Webmaker planning season

It’s November, which means it’s planning season. Last year at this time we developed a plan for our first year of Mozilla Webmaker. Our overarching goal for 2012 was:

Roll the best Drumbeat software and learning resources into a cohesive webmaker offering

As outlined in slides from our October board meeting, we met this goal — and we also learned a great deal about what we mean by Webmaker and how we need to evolve it as a product.

Building on this first year, our overarching ambition for 2013 is to:

Grow Mozilla Webmaker into a product that people love.

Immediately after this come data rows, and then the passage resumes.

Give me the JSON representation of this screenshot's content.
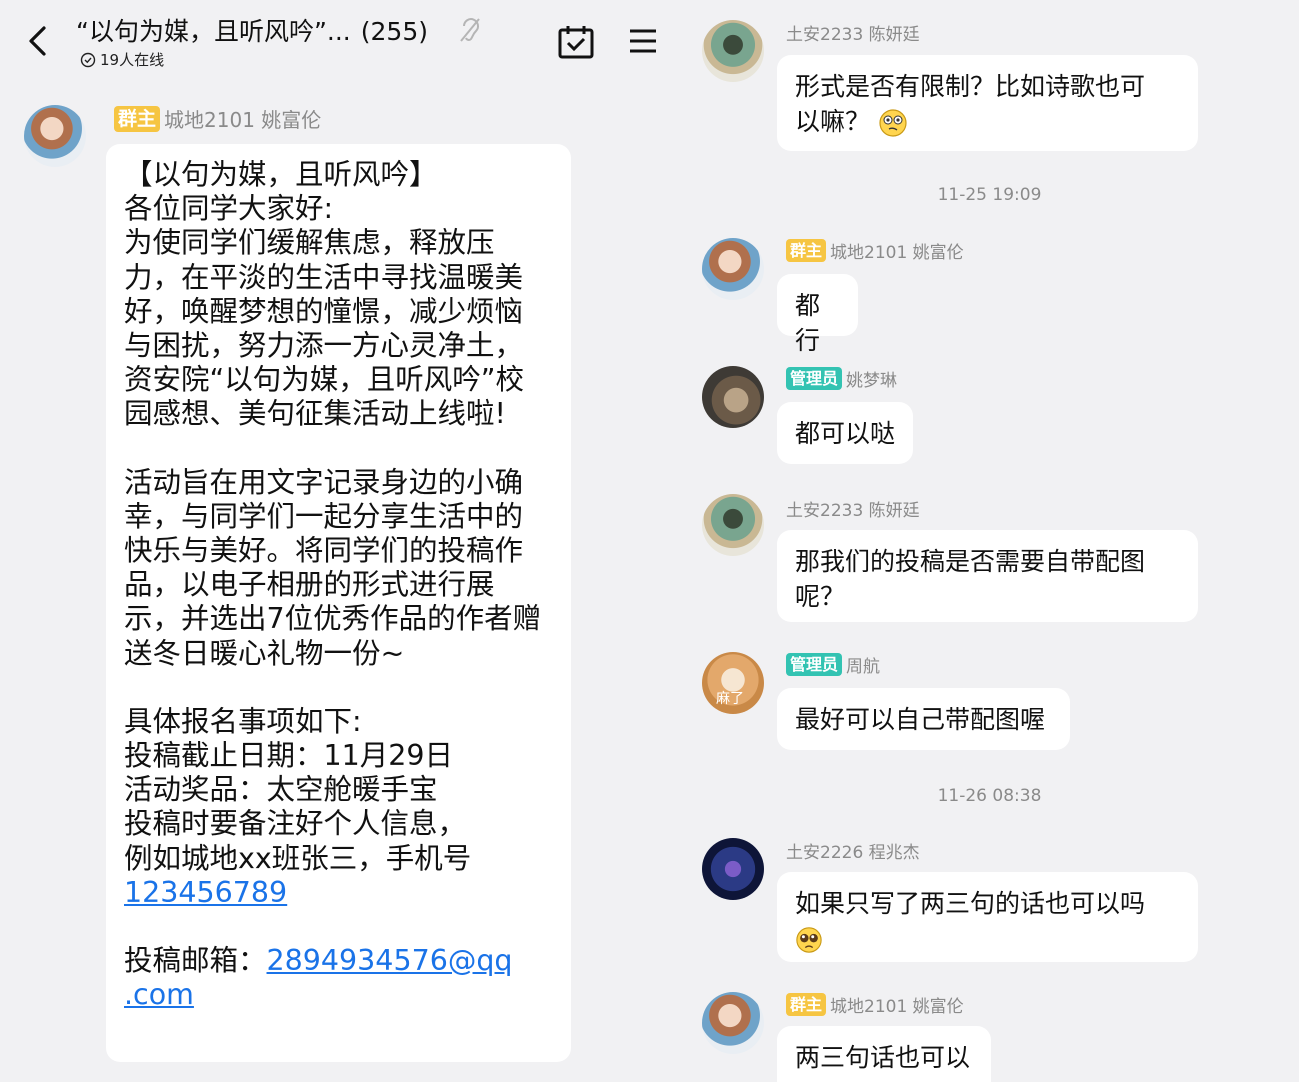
{
  "header": {
    "title": "“以句为媒，且听风吟”...",
    "count": "(255)",
    "online": "19人在线"
  },
  "left_chat": {
    "message": {
      "badge": "群主",
      "sender": "城地2101 姚富伦",
      "lines": [
        "【以句为媒，且听风吟】",
        "各位同学大家好:",
        "为使同学们缓解焦虑，释放压",
        "力，在平淡的生活中寻找温暖美",
        "好，唤醒梦想的憧憬，减少烦恼",
        "与困扰，努力添一方心灵净土，",
        "资安院“以句为媒，且听风吟”校",
        "园感想、美句征集活动上线啦!",
        "",
        "活动旨在用文字记录身边的小确",
        "幸，与同学们一起分享生活中的",
        "快乐与美好。将同学们的投稿作",
        "品，以电子相册的形式进行展",
        "示，并选出7位优秀作品的作者赠",
        "送冬日暖心礼物一份~",
        "",
        "具体报名事项如下:",
        "投稿截止日期：11月29日",
        "活动奖品：太空舱暖手宝",
        "投稿时要备注好个人信息，",
        "例如城地xx班张三，手机号"
      ],
      "phone": "123456789",
      "email_label": "投稿邮箱：",
      "email_part1": "2894934576@qq",
      "email_part2": ".com"
    }
  },
  "right_chat": {
    "m1": {
      "sender": "土安2233 陈妍廷",
      "line1": "形式是否有限制？比如诗歌也可",
      "line2": "以嘛？",
      "emoji": "thinking-face"
    },
    "ts1": "11-25 19:09",
    "m2": {
      "badge": "群主",
      "sender": "城地2101 姚富伦",
      "text": "都行"
    },
    "m3": {
      "badge": "管理员",
      "sender": "姚梦琳",
      "text": "都可以哒"
    },
    "m4": {
      "sender": "土安2233 陈妍廷",
      "line1": "那我们的投稿是否需要自带配图",
      "line2": "呢？"
    },
    "m5": {
      "badge": "管理员",
      "sender": "周航",
      "text": "最好可以自己带配图喔",
      "avatar_text": "麻了"
    },
    "ts2": "11-26 08:38",
    "m6": {
      "sender": "土安2226 程兆杰",
      "line1": "如果只写了两三句的话也可以吗",
      "emoji": "pleading-face"
    },
    "m7": {
      "badge": "群主",
      "sender": "城地2101 姚富伦",
      "text": "两三句话也可以"
    }
  },
  "colors": {
    "owner_badge": "#f6c542",
    "admin_badge": "#33c3b2",
    "link": "#1a73e8",
    "background": "#f1f1f3"
  }
}
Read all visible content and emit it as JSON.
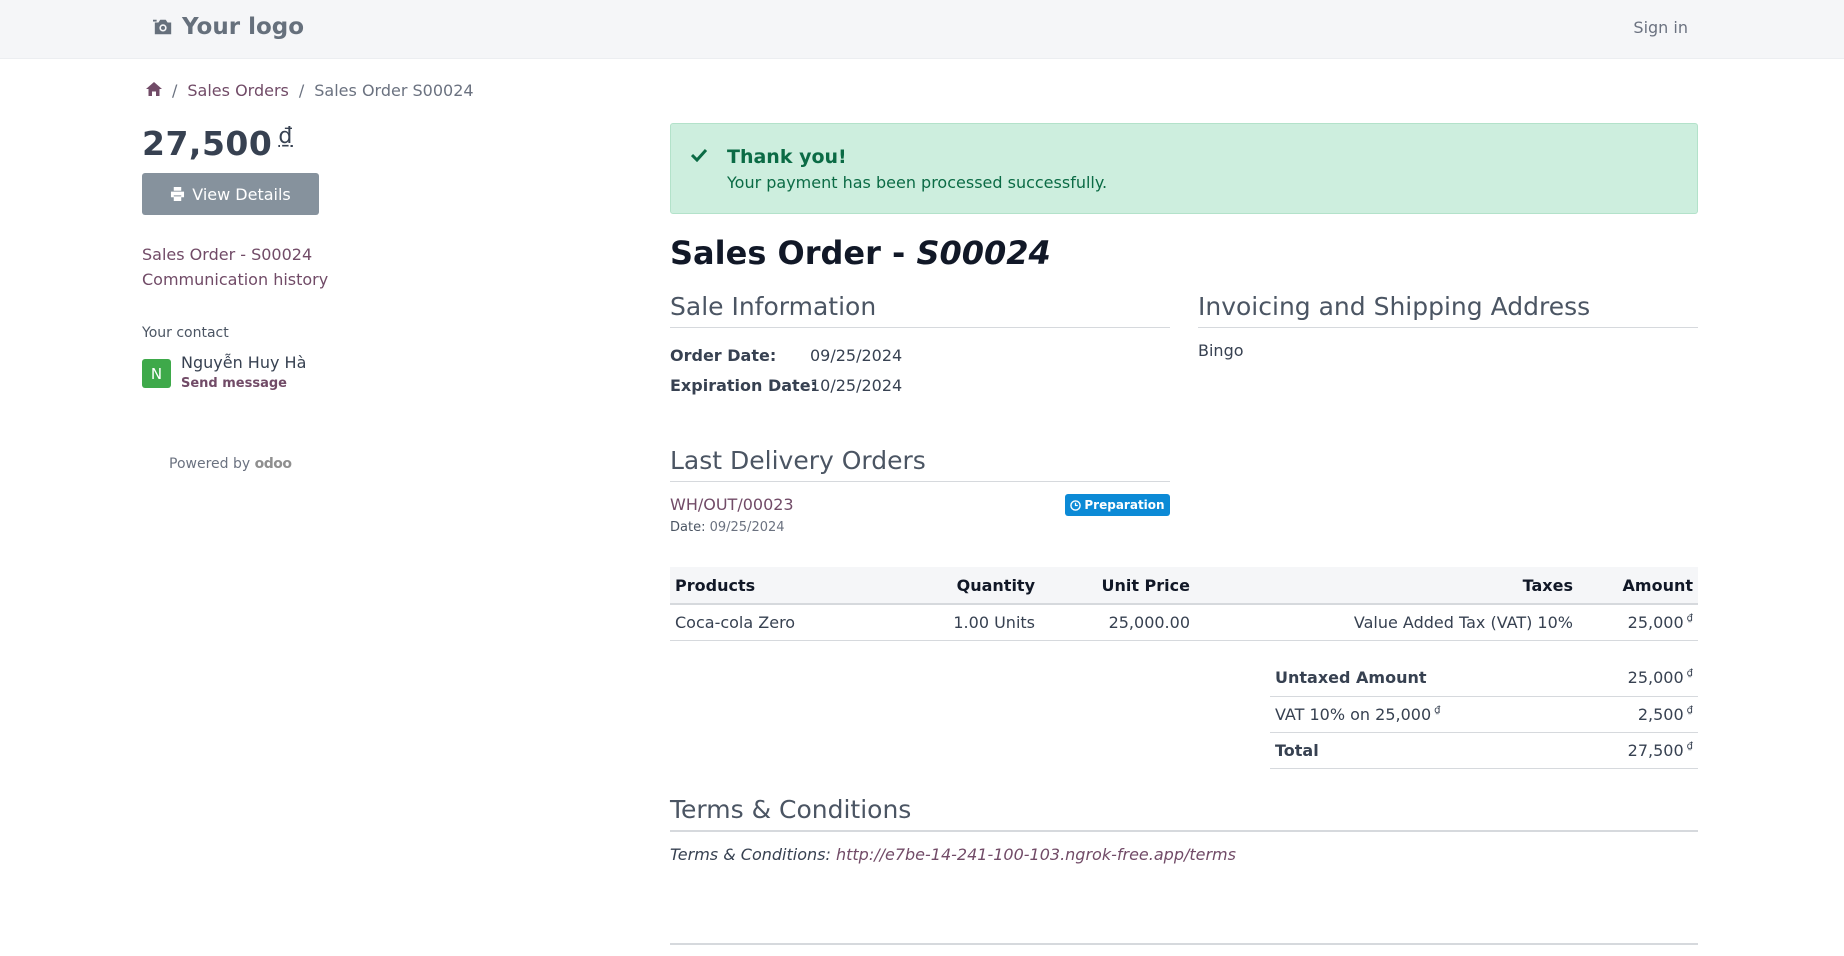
{
  "header": {
    "logo_text": "Your logo",
    "signin_label": "Sign in"
  },
  "breadcrumb": {
    "home_icon": "home-icon",
    "items": [
      {
        "label": "Sales Orders"
      },
      {
        "label": "Sales Order S00024"
      }
    ],
    "separator": "/"
  },
  "sidebar": {
    "amount": "27,500",
    "currency": "₫",
    "view_details_label": "View Details",
    "links": [
      {
        "label": "Sales Order - S00024"
      },
      {
        "label": "Communication history"
      }
    ],
    "contact_title": "Your contact",
    "contact_initial": "N",
    "contact_name": "Nguyễn Huy Hà",
    "send_message_label": "Send message",
    "powered_by_label": "Powered by",
    "powered_by_brand": "odoo"
  },
  "alert": {
    "title": "Thank you!",
    "message": "Your payment has been processed successfully."
  },
  "order": {
    "title_prefix": "Sales Order - ",
    "number": "S00024"
  },
  "sale_info": {
    "heading": "Sale Information",
    "order_date_label": "Order Date:",
    "order_date": "09/25/2024",
    "expiration_date_label": "Expiration Date:",
    "expiration_date": "10/25/2024"
  },
  "address": {
    "heading": "Invoicing and Shipping Address",
    "name": "Bingo"
  },
  "delivery": {
    "heading": "Last Delivery Orders",
    "ref": "WH/OUT/00023",
    "status": "Preparation",
    "date_label": "Date:",
    "date": "09/25/2024"
  },
  "products": {
    "headers": [
      "Products",
      "Quantity",
      "Unit Price",
      "Taxes",
      "Amount"
    ],
    "rows": [
      {
        "product": "Coca-cola Zero",
        "quantity": "1.00 Units",
        "unit_price": "25,000.00",
        "taxes": "Value Added Tax (VAT) 10%",
        "amount": "25,000",
        "currency": "₫"
      }
    ]
  },
  "totals": {
    "untaxed_label": "Untaxed Amount",
    "untaxed_value": "25,000",
    "vat_label": "VAT 10% on 25,000",
    "vat_value": "2,500",
    "total_label": "Total",
    "total_value": "27,500",
    "currency": "₫"
  },
  "terms": {
    "heading": "Terms & Conditions",
    "label": "Terms & Conditions:",
    "url": "http://e7be-14-241-100-103.ngrok-free.app/terms"
  },
  "colors": {
    "accent": "#714b67",
    "success_bg": "#cdeede",
    "success_text": "#0b6b45",
    "badge": "#0c8ad6",
    "button": "#86929d",
    "avatar": "#3ea94a"
  }
}
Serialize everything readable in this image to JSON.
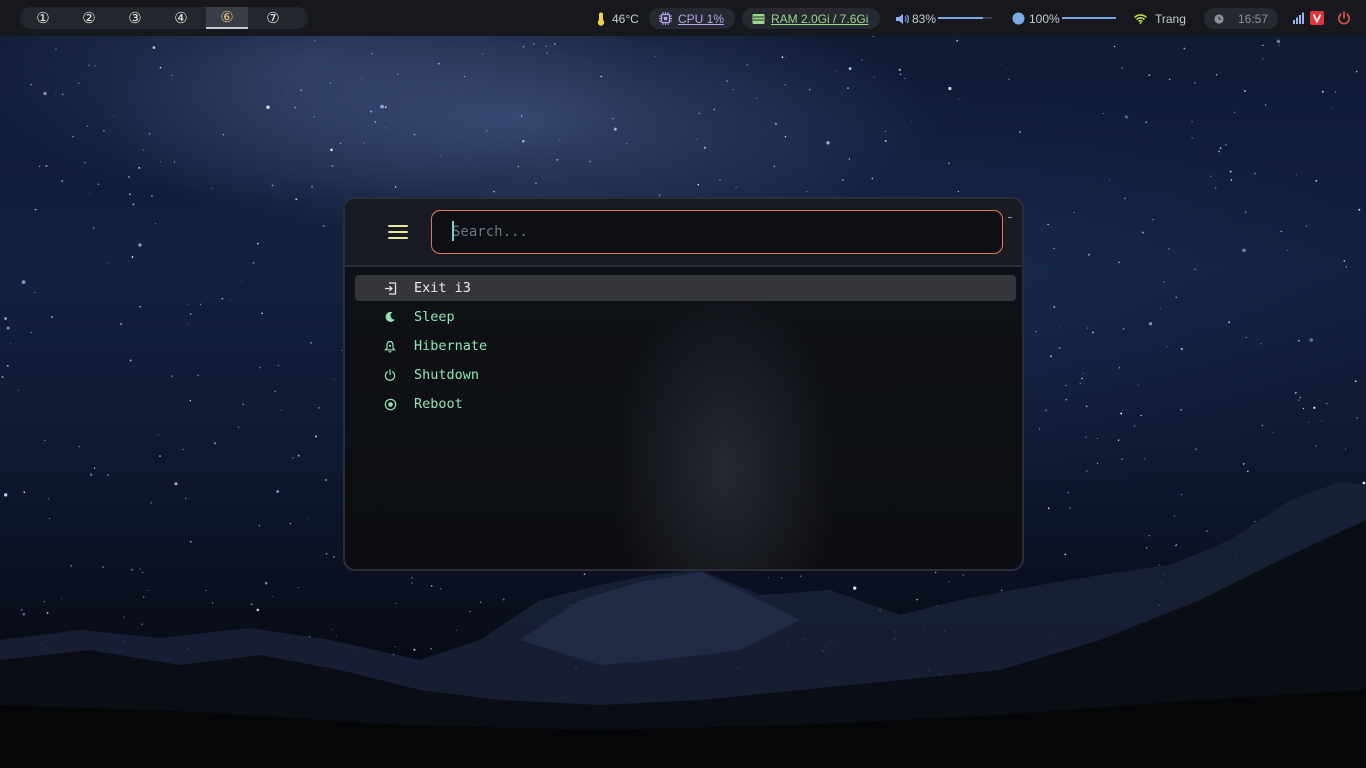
{
  "workspaces": [
    {
      "label": "①"
    },
    {
      "label": "②"
    },
    {
      "label": "③"
    },
    {
      "label": "④"
    },
    {
      "label": "⑥",
      "active": true
    },
    {
      "label": "⑦"
    }
  ],
  "status": {
    "temperature": "46°C",
    "cpu": "CPU 1%",
    "ram": "RAM 2.0Gi / 7.6Gi",
    "volume": "83%",
    "volume_level": 0.83,
    "brightness": "100%",
    "brightness_level": 1.0,
    "wifi": "Trang",
    "clock": "16:57"
  },
  "colors": {
    "accent_orange": "#e27a5a",
    "item_green": "#8fe6b3",
    "menu_icon_yellow": "#e9e6a0",
    "cpu_purple": "#b6a6f0",
    "ram_green": "#9bd78a",
    "power_red": "#e05050"
  },
  "launcher": {
    "search_placeholder": "Search...",
    "items": [
      {
        "label": "Exit i3",
        "icon": "exit-icon",
        "selected": true
      },
      {
        "label": "Sleep",
        "icon": "moon-icon"
      },
      {
        "label": "Hibernate",
        "icon": "bell-icon"
      },
      {
        "label": "Shutdown",
        "icon": "power-icon"
      },
      {
        "label": "Reboot",
        "icon": "reboot-icon"
      }
    ]
  }
}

We’re in the early stages of developing a more specific set of goals and objectives for 2013. I outlined a first cut at these on last week’s Webmaker call:

External facing:
In 2013 we want Mozilla Webmaker to be:
1. A popular way to make and remix web content

2. That levels up your web skills as you make things
3. Powered by a global community of makers and mentors

Internal facing:
In order for this vision of Webmaker to succeed we need to:
4. Create a culture of excellence (process + outcomes)

5. Tee up solid long term funding and resource base
6. Establish a regular flow of new product ideas

We’ll be honing these over coming weeks. Expect posts with reflections and updates from myself and others on the Mozilla Webmaker team. In the meantime, I’d love to get reactions on this first cut at top level goals.

Comments

  1. Ben Moskowitz replied on | Reply

    All very exciting. Though paradoxically, #5 and #6 will be (and historically have been) some of the most external-facing work we do.

    #5 requires expressing our vision in compelling ways to funders and the public and getting them to buy in, vs. us taking on new obligations to stay sustainable.

    #6 requires attracting real engineering and creative talent, understanding and respecting what makes them contribute to Mozilla (for these folks, it won’t likely be “I want to contribute to the Webmaker product.”)

    IMO #5 and #6 are inextricably linked—it’s how we’ll get the very best people and ideas into product. It’s also why I love the big tent metaphor.